Quantitative evolutionary cell biology of cell motility
Cells from lineages across the eukaryotic tree crawl over surfaces and through three-dimensional environments. Different organisms crawl using one or more of a handful of distinct modes of migration, driven by unique molecular mechanisms. Understanding these mechanisms and their evolutionary relationships first requires narrowly defining mechanical modes of locomotion, and then identifying phenotypic and molecular markers of each. We are currently defining gene complements required for distinct modes of cell migration, and using the resulting data to trace the evolution of these complex behaviors, and to even predict crawling motility in new species. Current projects (see below) focus on the migration of chytrid fung, Naegleria amoebae, and human neutrophils.

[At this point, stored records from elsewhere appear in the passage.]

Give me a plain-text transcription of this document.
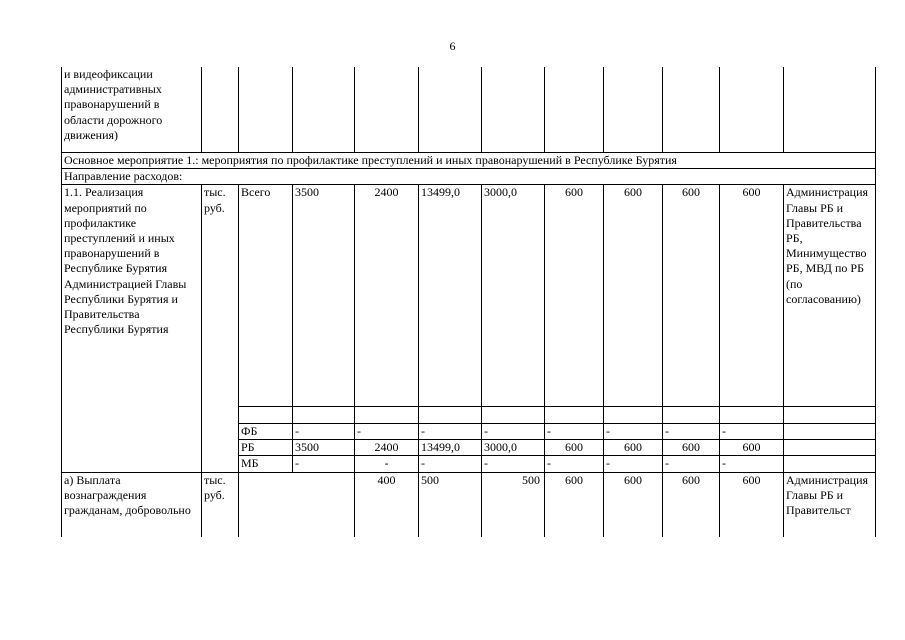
6
и видеофиксации административных правонарушений в области дорожного движения)											
Основное мероприятие 1.: мероприятия по профилактике преступлений и иных правонарушений в Республике Бурятия											
Направление расходов:											
1.1. Реализация мероприятий по профилактике преступлений и иных правонарушений в Республике Бурятия Администрацией Главы Республики Бурятия и Правительства Республики Бурятия	тыс. руб.	Всего	3500	2400	13499,0	3000,0	600	600	600	600	Администрация Главы РБ и Правительства РБ, Минимущество РБ, МВД по РБ (по согласованию)

		ФБ	-	-	-	-	-	-	-	-	
		РБ	3500	2400	13499,0	3000,0	600	600	600	600	
		МБ	-	-	-	-	-	-	-	-	
а) Выплата вознаграждения гражданам, добровольно	тыс. руб.			400	500	500	600	600	600	600	Администрация Главы РБ и Правительст
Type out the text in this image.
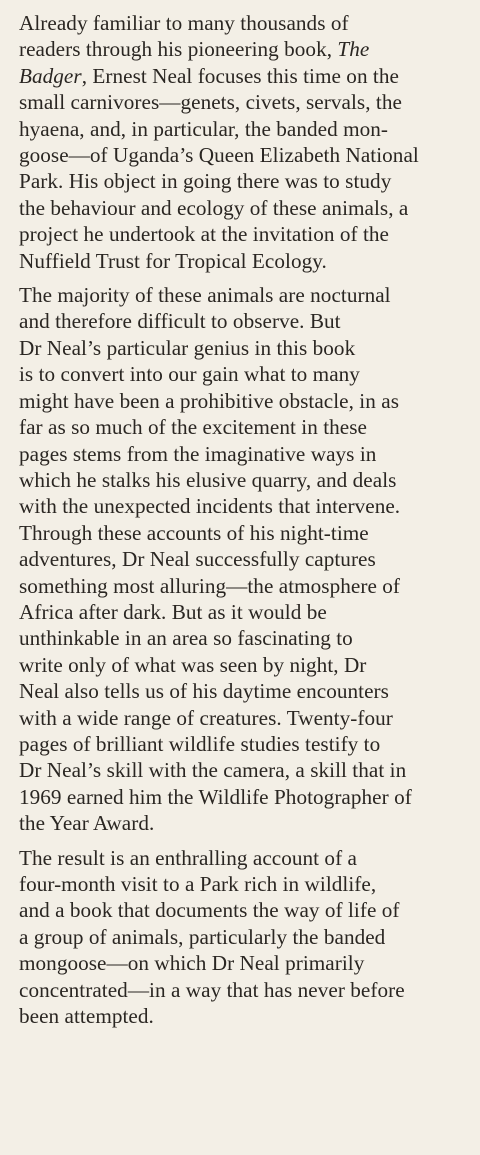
Already familiar to many thousands of
readers through his pioneering book, The
Badger, Ernest Neal focuses this time on the
small carnivores—genets, civets, servals, the
hyaena, and, in particular, the banded mon-
goose—of Uganda’s Queen Elizabeth National
Park. His object in going there was to study
the behaviour and ecology of these animals, a
project he undertook at the invitation of the
Nuffield Trust for Tropical Ecology.

The majority of these animals are nocturnal
and therefore difficult to observe. But
Dr Neal’s particular genius in this book
is to convert into our gain what to many
might have been a prohibitive obstacle, in as
far as so much of the excitement in these
pages stems from the imaginative ways in
which he stalks his elusive quarry, and deals
with the unexpected incidents that intervene.
Through these accounts of his night-time
adventures, Dr Neal successfully captures
something most alluring—the atmosphere of
Africa after dark. But as it would be
unthinkable in an area so fascinating to
write only of what was seen by night, Dr
Neal also tells us of his daytime encounters
with a wide range of creatures. Twenty-four
pages of brilliant wildlife studies testify to
Dr Neal’s skill with the camera, a skill that in
1969 earned him the Wildlife Photographer of
the Year Award.

The result is an enthralling account of a
four-month visit to a Park rich in wildlife,
and a book that documents the way of life of
a group of animals, particularly the banded
mongoose—on which Dr Neal primarily
concentrated—in a way that has never before
been attempted.
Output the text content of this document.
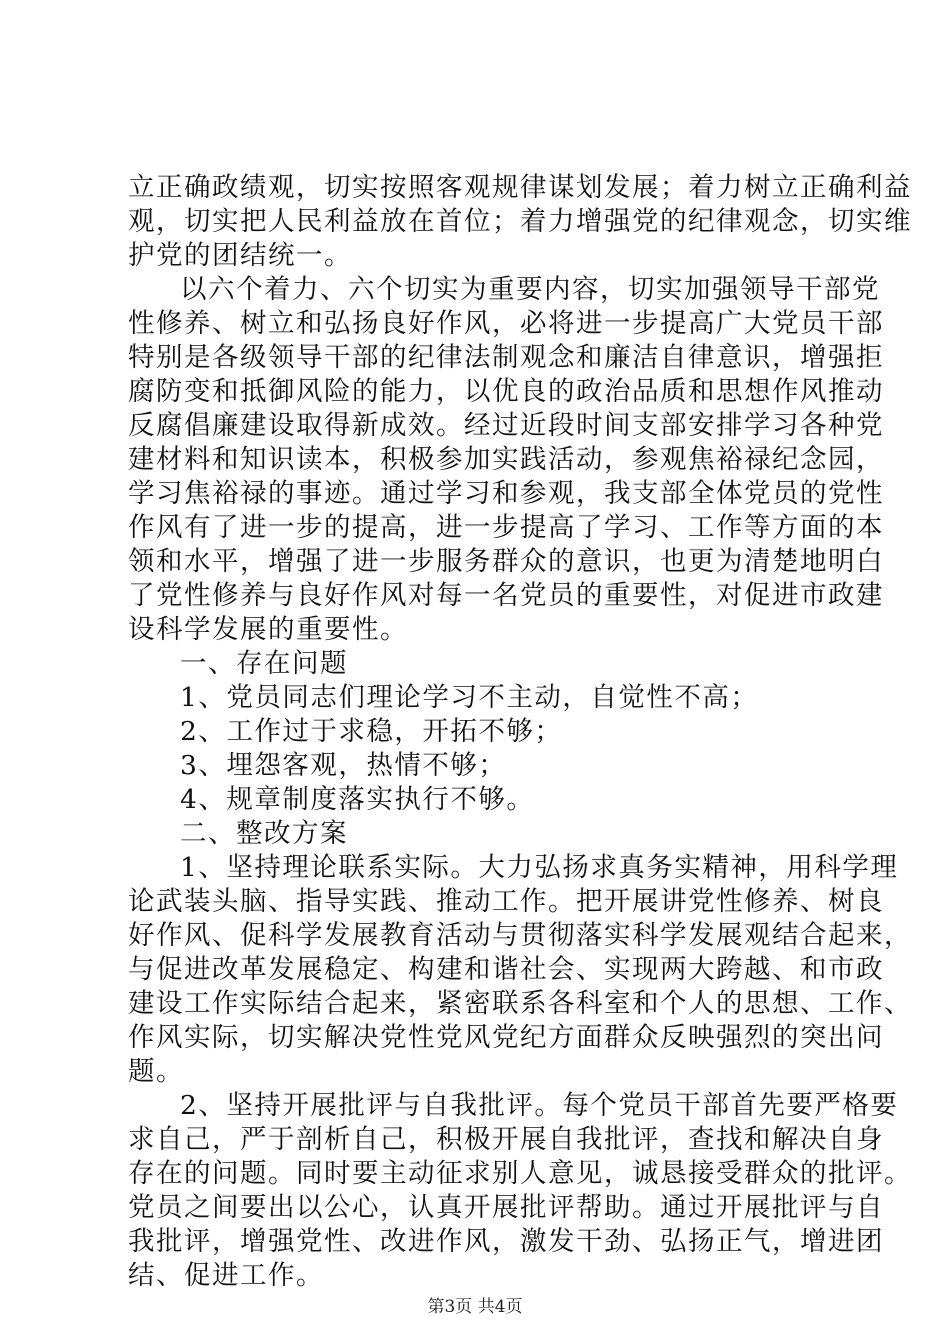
立正确政绩观，切实按照客观规律谋划发展；着力树立正确利益
观，切实把人民利益放在首位；着力增强党的纪律观念，切实维
护党的团结统一。
以六个着力、六个切实为重要内容，切实加强领导干部党
性修养、树立和弘扬良好作风，必将进一步提高广大党员干部
特别是各级领导干部的纪律法制观念和廉洁自律意识，增强拒
腐防变和抵御风险的能力，以优良的政治品质和思想作风推动
反腐倡廉建设取得新成效。经过近段时间支部安排学习各种党
建材料和知识读本，积极参加实践活动，参观焦裕禄纪念园，
学习焦裕禄的事迹。通过学习和参观，我支部全体党员的党性
作风有了进一步的提高，进一步提高了学习、工作等方面的本
领和水平，增强了进一步服务群众的意识，也更为清楚地明白
了党性修养与良好作风对每一名党员的重要性，对促进市政建
设科学发展的重要性。
一、存在问题
1、党员同志们理论学习不主动，自觉性不高；
2、工作过于求稳，开拓不够；
3、埋怨客观，热情不够；
4、规章制度落实执行不够。
二、整改方案
1、坚持理论联系实际。大力弘扬求真务实精神，用科学理
论武装头脑、指导实践、推动工作。把开展讲党性修养、树良
好作风、促科学发展教育活动与贯彻落实科学发展观结合起来，
与促进改革发展稳定、构建和谐社会、实现两大跨越、和市政
建设工作实际结合起来，紧密联系各科室和个人的思想、工作、
作风实际，切实解决党性党风党纪方面群众反映强烈的突出问
题。
2、坚持开展批评与自我批评。每个党员干部首先要严格要
求自己，严于剖析自己，积极开展自我批评，查找和解决自身
存在的问题。同时要主动征求别人意见，诚恳接受群众的批评。
党员之间要出以公心，认真开展批评帮助。通过开展批评与自
我批评，增强党性、改进作风，激发干劲、弘扬正气，增进团
结、促进工作。
第3页 共4页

Bradiochytrium dendrobatidis is a fungal disease devastating amphibian populations world-wide. Based on evolutionary conservation of actin regulators, we predicted that this organism is capable of fast, pseudopod-based crawling motility. This prediction proved correct, but only during a few hours of its lifecycle, potentially during amphibian infection. These “zoospore” cells lack cell walls, build dynamic pseudopods, and crawl at ~40 microns per minute in confined environments. Chytrid pseudopods are filled with polymerized actin that requires Arp2/3 activity for assembly. Pseudopod-building cells also construct actin-rich cortical networks. Within several hours after birth, zoospores lose the ability to build pseudopods and begin to assemble chitinous cell walls. This transition appears to coincide with disassembly of the majority of cortical actin, leaving regions of polymerized actin reminiscent of the actin patches of walled fungal cells. We are currently investigating this transition between what appears to be an actin cytoskeleton similar to that of professionally migratory amoeboid cells (e.g. Dictyostelium and white blood cells), to an actin cytoskeleton which seems to echo that of yeast.
Naegleria gruberi takes on two extremely different forms during its lifecycle: an amoeba that crawls using actin, and a flagellate that swims with two flagella. The rapid differentiation between these forms makes Naegleria a prime model for understanding both types of cell motility. The differentiation from crawling amoebae to swimming flagellates involves assembling an entire microtubule cytoskeleton de novo, including two basal bodies (centrioles), the two flagella (cilia) that they pattern, and an entire cortical microtubule array. The process of differentiation includes transcribing and translating all of the microtubule cytoskeletal components—including tubulin— yet takes only 60-90 minutes. In the laboratory, we can induce cells to undergo this differentiation extremely synchronously. We are currently developing molecular tools for genetic engineering of Naegleria, as well as using transcriptional profiling to understand global changes occuring during the transition between the two forms of motility.
Not only is there variation between how single-celled organisms crawl, individual cells of multicellular organisms also use different molecular mechanisms to move. Many labs study the movement of highly adherent cells (including fibroblasts and epithelial cells) that use well defined structures called focal adhesions. But not all human cells use focal adhesion to crawl. We are studying the movement of other human cells that use expanding actin networks within pseudopods to rapidly migrate through tissues. The mechanisms used by these cells, including human neutrophils, appear similar to those used by free-living amoebae, and because of the wealth of molecular tools available, we are using them as a model this type of movement. In particular, we are using differentiated HL-60 cells to test involvement of novel genes that we identified through comparative genomics in pseudopod-based cell crawling.